S.İ.V 22. Bölüm

361 25 6
                                    

Selam gençlik . . . Okuma istekleri azaldı sanki? Bilemedim.

Derin'in fotoğrafı var multimedya da bakabilirsiniz. (O fotoğrafı bulunca neredeyse halay çekecektim. :D )

Güneşin şerit halinde vurduğu ışığın yansıttığı toz tanelerini izlemeyi bırakıp yaslandığım tezgahtan ayrıldım.

Annemi bulduğumuz günün üzerinden bir hafta geçti. Bu bir hafta da Anneme onunla kalamayacağıma dair birşey söyleyemedim.

Onu kırmaktan korkuyorum. Ama Derin her gün gözümün önünde kırılıyor ve benim canım yanıyor.

Kahvaltı masasını topladıktan sonra balkona tekrar çıktım ve sandalyeleri düzgün bi şekilde yerleştirdim.

Masanın kenarında elimi sürtüp geri içeri girdim.

Bulaşıkları hızla makineye yerleştirdim. Havanın ısısı hoşuma gidiyor ve mayışmama sebep oluyor. Zaten üç gündür Derin benden önce kalkıyor. Bu da demek oluyor ki ben Derin'den fazla uyumaya başladım.

Makineyi yerleştirdikten sonra doğrulup salona doğru ilerlemeye başladım.

Koltuğa yayılmış oturan Derin beni görünce doğruldu.

Eliyle koltuğa vurup yanına oturmamı istediğini belli ettiğin de anlamamızlıktan gelip başımla 'ne' işareti yaptım. Gayet ciddi bir tavırla , içimden kahkaha attığımı saymazsak ciddi bi tavır.

"Gelsene." Diye söylenip tekrar koltuğa vurdu.

Ellerimi kaldırıp , " Nereye? " Dediğim zaman yerinden birden kalkıp bana doğru hızla gelince salonun öbür tarafına kaçtım hızla, kahkahamı engelleyemediğimden güldüm.

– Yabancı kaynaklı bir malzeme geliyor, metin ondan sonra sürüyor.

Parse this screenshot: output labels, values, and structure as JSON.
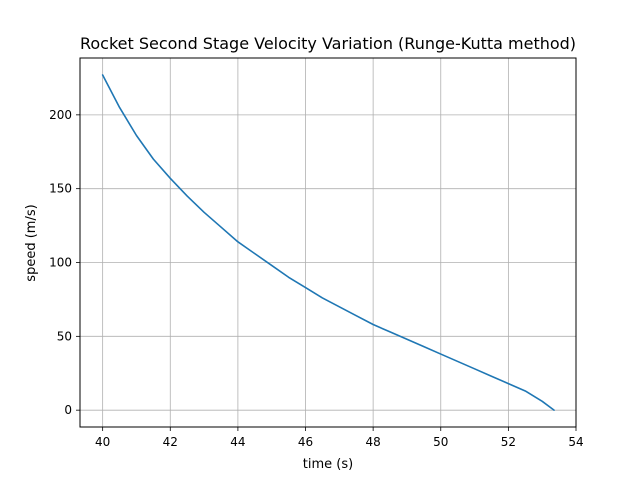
{
  "chart_data": {
    "type": "line",
    "title": "Rocket Second Stage Velocity Variation (Runge-Kutta method)",
    "xlabel": "time (s)",
    "ylabel": "speed (m/s)",
    "xlim": [
      39.33,
      54.0
    ],
    "ylim": [
      -11.4,
      238.5
    ],
    "xticks": [
      40,
      42,
      44,
      46,
      48,
      50,
      52,
      54
    ],
    "yticks": [
      0,
      50,
      100,
      150,
      200
    ],
    "grid": true,
    "series": [
      {
        "color": "#1f77b4",
        "x": [
          40,
          40.5,
          41,
          41.5,
          42,
          42.5,
          43,
          43.5,
          44,
          44.5,
          45,
          45.5,
          46,
          46.5,
          47,
          47.5,
          48,
          48.5,
          49,
          49.5,
          50,
          50.5,
          51,
          51.5,
          52,
          52.5,
          53,
          53.35
        ],
        "y": [
          227,
          205,
          186,
          170,
          157,
          145,
          134,
          124,
          114,
          106,
          98,
          90,
          83,
          76,
          70,
          64,
          58,
          53,
          48,
          43,
          38,
          33,
          28,
          23,
          18,
          13,
          6,
          0
        ]
      }
    ]
  }
}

Bana doğru atılıp belimden tuttuğu gibi havaya kaldırmasıyla öne düşen başımdan dolayı gözlerim karardı. Derin'in gülüşlerini duyuyordum ama midem ağzıma gelmişti. Gülmesinden değil tutuş şeklinden.

Tişörtünü sıkı sıkı tutup geçmeyen midem ve dönen başımdan. Ağzımdan cılız bir "dur." Çıkınca gülmeye devam edip koltuğa ilerledi. Böyle yapması daha kötü olmuştu. Tişörtüne sarılmadığım elimle midemi tuttum.

"Beni kandıramazsın." Deyip tekrar güldüğünde ağlamaklı bi yüz ifadesi taşıdığımı biliyordum.

Midem çok kötü olmuştu. Sonunda Derin kahkaha atarak koltuğa oturduğunda midemin geçmesini bekledim. Ama tam tersi oldu ve midem ağzıma geldi. Hızla Derin'in belimde duran eline vurup ayağa kalktım ve koşarak tuvalete gittim.

Klozetin kapağını açıp bi kaç öğürmeden sonra kusamayacağımı anlayıp geriye kayıp sırtımı fayansa dayadım. Gözlerimi sıkıca kapattım. Kusmaya niyetim yoktu zaten.

Üzerimde hissettiğim gözlerle başımı kapıya çevirdim. Gözlerimi açarsam kusacakmışım gibi hissediyordum. Bu yüzden açmadım.

Elim, sıcak avucuna aldığını hissetmemle midemdeki elimi çekip elini kavradım.

"Ciddi değilsin sandım." Sesinde ki pişmanlığı duymamak mümkün değildi.

Başımı inleyerek olabildiğince eğdim.

"Kusmadığıma göre problem yok."

Küçük tuvalete ikimizin nasıl sığdığını merak ettiğimden gözlerimi araladım.

Derin tam lavobonun önüne oturmuş ellerimize bakıyordu.

"Doktoru arasam mı ilaçlardan sonra ilk kez oldu?" Diye sorup gözlerime baktığında bende gözlerine baktım. Ah hayır. O doktoru bi daha görmek istemiyordum. Başımı olumsuz anlamda salladım.